Thomas Schachtner via Mailman-users writes:
But that's not the full deal. Postfix needs access to some hashed configuration files containing the transport maps and the domains of the mailman installation,
The transport is constant: lmtp:[$IP_OF_MAILMAN]:$LMTP_PORT. What the MTA needs is to confirm domains and list addresses. Individual addresses can be confirmed by your SQL RDBMS or by Mailman over TCP/IP. The Postgres implementation for Postfix is here:
https://gitlab.com/mailman/mailman/-/merge_requests/1161
It's not ready for merge yet, but it has been used for 6 months in production on a site with ~20k lists and ~100k posts/day. I think the same approach works for MySQL and SQLite3. The callout implementation for Exim is here:
https://docs.mailman3.org/projects/mailman/en/latest/src/mailman/docs/mta.ht...
This probably can be adapted to Postfix but I haven't tried. See https://www.postfix.org/ADDRESS_VERIFICATION_README.html
Note that one of the benefits of MR #1161 is that for large sites it dramatically speeds up the process of creating lists by inhibiting the creation of the Postfix transport map files. It's not necessary for either approach, but the difference is noticable at O(1000) lists, and at 10000 lists a quite powerful host (with Postgres on a separate host) took 24 hours merely to migrate list configurations (and it appears the time cost is quadratic, so we gave up and devised the "ask Postgres" approach). Mailman cold start was taking ~15 minutes, because it was recreating that file. You'd get the same benefits of that patch when using the callout approach.

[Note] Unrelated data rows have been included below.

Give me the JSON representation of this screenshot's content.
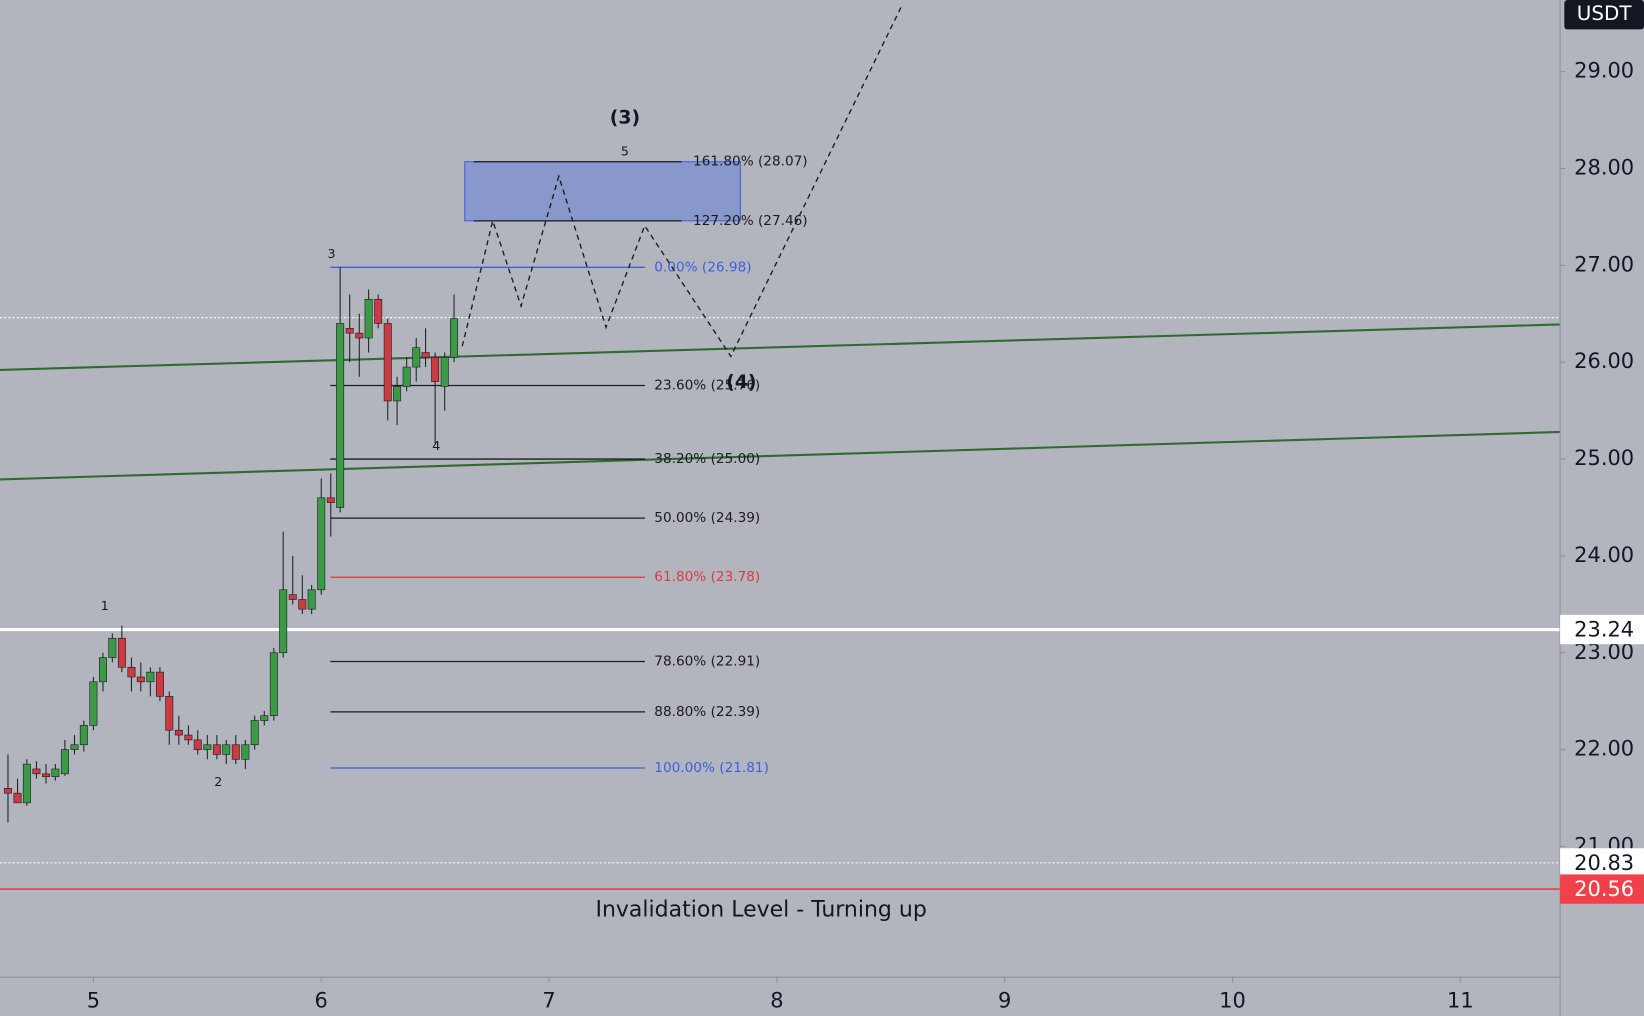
{
  "chart_data": {
    "type": "candlestick",
    "currency": "USDT",
    "xlim": [
      4.59,
      11.438
    ],
    "ylim": [
      19.65,
      29.74
    ],
    "xticks": [
      5,
      6,
      7,
      8,
      9,
      10,
      11
    ],
    "yticks": [
      {
        "value": 21,
        "label": "21.00"
      },
      {
        "value": 22,
        "label": "22.00"
      },
      {
        "value": 23,
        "label": "23.00"
      },
      {
        "value": 24,
        "label": "24.00"
      },
      {
        "value": 25,
        "label": "25.00"
      },
      {
        "value": 26,
        "label": "26.00"
      },
      {
        "value": 27,
        "label": "27.00"
      },
      {
        "value": 28,
        "label": "28.00"
      },
      {
        "value": 29,
        "label": "29.00"
      }
    ],
    "grid": false,
    "up_color": "#3c9a47",
    "down_color": "#cc3a42",
    "x": [
      4.625,
      4.667,
      4.708,
      4.75,
      4.792,
      4.833,
      4.875,
      4.917,
      4.958,
      5.0,
      5.042,
      5.083,
      5.125,
      5.167,
      5.208,
      5.25,
      5.292,
      5.333,
      5.375,
      5.417,
      5.458,
      5.5,
      5.542,
      5.583,
      5.625,
      5.667,
      5.708,
      5.75,
      5.792,
      5.833,
      5.875,
      5.917,
      5.958,
      6.0,
      6.042,
      6.083,
      6.125,
      6.167,
      6.208,
      6.25,
      6.292,
      6.333,
      6.375,
      6.417,
      6.458,
      6.5,
      6.542,
      6.583
    ],
    "open": [
      21.6,
      21.55,
      21.45,
      21.8,
      21.75,
      21.72,
      21.75,
      22.0,
      22.05,
      22.25,
      22.7,
      22.95,
      23.15,
      22.85,
      22.75,
      22.7,
      22.8,
      22.55,
      22.2,
      22.15,
      22.1,
      22.0,
      22.05,
      21.95,
      22.05,
      21.9,
      22.05,
      22.3,
      22.35,
      23.0,
      23.6,
      23.55,
      23.45,
      23.65,
      24.6,
      24.5,
      26.35,
      26.3,
      26.25,
      26.65,
      26.4,
      25.6,
      25.75,
      25.95,
      26.1,
      26.05,
      25.75,
      26.05
    ],
    "high": [
      21.95,
      21.7,
      21.9,
      21.88,
      21.85,
      21.85,
      22.1,
      22.15,
      22.3,
      22.75,
      23.0,
      23.2,
      23.28,
      22.95,
      22.9,
      22.85,
      22.85,
      22.6,
      22.35,
      22.25,
      22.2,
      22.15,
      22.15,
      22.1,
      22.15,
      22.1,
      22.35,
      22.4,
      23.05,
      24.25,
      24.0,
      23.8,
      23.7,
      24.8,
      24.85,
      26.98,
      26.7,
      26.5,
      26.75,
      26.7,
      26.45,
      25.85,
      26.05,
      26.25,
      26.35,
      26.1,
      26.1,
      26.7
    ],
    "low": [
      21.25,
      21.45,
      21.42,
      21.7,
      21.65,
      21.68,
      21.73,
      21.95,
      21.98,
      22.2,
      22.6,
      22.9,
      22.8,
      22.6,
      22.6,
      22.55,
      22.5,
      22.05,
      22.05,
      22.05,
      21.95,
      21.9,
      21.9,
      21.85,
      21.85,
      21.8,
      22.0,
      22.25,
      22.3,
      22.95,
      23.5,
      23.4,
      23.4,
      23.6,
      24.2,
      24.45,
      26.0,
      25.85,
      26.1,
      26.35,
      25.4,
      25.35,
      25.7,
      25.8,
      25.95,
      25.15,
      25.5,
      26.0
    ],
    "close": [
      21.55,
      21.45,
      21.85,
      21.75,
      21.72,
      21.8,
      22.0,
      22.05,
      22.25,
      22.7,
      22.95,
      23.15,
      22.85,
      22.75,
      22.7,
      22.8,
      22.55,
      22.2,
      22.15,
      22.1,
      22.0,
      22.05,
      21.95,
      22.05,
      21.9,
      22.05,
      22.3,
      22.35,
      23.0,
      23.65,
      23.55,
      23.45,
      23.65,
      24.6,
      24.55,
      26.4,
      26.3,
      26.25,
      26.65,
      26.4,
      25.6,
      25.75,
      25.95,
      26.15,
      26.05,
      25.8,
      26.05,
      26.45
    ],
    "trendlines": [
      {
        "x": [
          4.59,
          11.438
        ],
        "y": [
          25.92,
          26.39
        ],
        "color": "#2f6b30"
      },
      {
        "x": [
          4.59,
          11.438
        ],
        "y": [
          24.79,
          25.28
        ],
        "color": "#2f6b30"
      }
    ],
    "target_zone": {
      "x": [
        6.63,
        7.84
      ],
      "y": [
        27.46,
        28.07
      ],
      "color": "#6d86d6"
    },
    "fib_retracement": {
      "x": [
        6.04,
        7.421
      ],
      "label_x": 7.462,
      "levels": [
        {
          "value": 26.98,
          "label": "0.00% (26.98)",
          "color": "#3d5fe0"
        },
        {
          "value": 25.76,
          "label": "23.60% (25.76)",
          "color": "#1c1c1c"
        },
        {
          "value": 25.0,
          "label": "38.20% (25.00)",
          "color": "#1c1c1c"
        },
        {
          "value": 24.39,
          "label": "50.00% (24.39)",
          "color": "#1c1c1c"
        },
        {
          "value": 23.78,
          "label": "61.80% (23.78)",
          "color": "#e0393e"
        },
        {
          "value": 22.91,
          "label": "78.60% (22.91)",
          "color": "#1c1c1c"
        },
        {
          "value": 22.39,
          "label": "88.80% (22.39)",
          "color": "#1c1c1c"
        },
        {
          "value": 21.81,
          "label": "100.00% (21.81)",
          "color": "#3d5fe0"
        }
      ]
    },
    "fib_extension": {
      "x": [
        6.67,
        7.582
      ],
      "label_x": 7.632,
      "levels": [
        {
          "value": 28.07,
          "label": "161.80% (28.07)",
          "color": "#1c1c1c"
        },
        {
          "value": 27.46,
          "label": "127.20% (27.46)",
          "color": "#1c1c1c"
        }
      ]
    },
    "price_lines": [
      {
        "value": 26.46,
        "color": "#ffffff",
        "style": "dotted"
      },
      {
        "value": 23.24,
        "label": "23.24",
        "color": "#ffffff",
        "style": "solid"
      },
      {
        "value": 20.83,
        "label": "20.83",
        "color": "#ffffff",
        "style": "dotted"
      },
      {
        "value": 20.56,
        "label": "20.56",
        "color": "#f0404a",
        "style": "solid"
      }
    ],
    "projection": {
      "x": [
        6.619,
        6.753,
        6.877,
        7.043,
        7.25,
        7.42,
        7.798,
        8.548
      ],
      "y": [
        26.165,
        27.46,
        26.58,
        27.92,
        26.36,
        27.41,
        26.06,
        29.68
      ]
    },
    "annotations": [
      {
        "text": "1",
        "x": 5.05,
        "y": 23.48
      },
      {
        "text": "2",
        "x": 5.548,
        "y": 21.66
      },
      {
        "text": "3",
        "x": 6.045,
        "y": 27.11
      },
      {
        "text": "4",
        "x": 6.505,
        "y": 25.13
      },
      {
        "text": "5",
        "x": 7.333,
        "y": 28.17
      },
      {
        "text": "(3)",
        "x": 7.333,
        "y": 28.52
      },
      {
        "text": "(4)",
        "x": 7.844,
        "y": 25.79
      },
      {
        "text": "Invalidation Level - Turning up",
        "x": 7.931,
        "y": 20.34
      }
    ]
  }
}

and mailman needs the contents of the postfix configuration file.
Backwards. Mailman *creates* the Postfix configuration file but otherwise does not use it.
Are there any best practices recommendations [for sharing file systems]?
Docker clusters usually use NFS, I think. That's what the AWS configs I've heard of use, too (AWS-branded, of course, but under the hood it's NFS). If you're worried about exposing NFS to the Internet of Threats, firewalls permitting only the Mailman and Postfix hosts to access the NFS service, and certificate-authenticated TLS for the connections should be as safe as anything exposed to the Internet.
The minimal attack surface approach is the LMTP RCPT TO callout approach in the Exim configuration above. Mailman's LMTP service must be accessible to the MTA anyway, so then you don't need to open any other ports such as Postgres or NFS.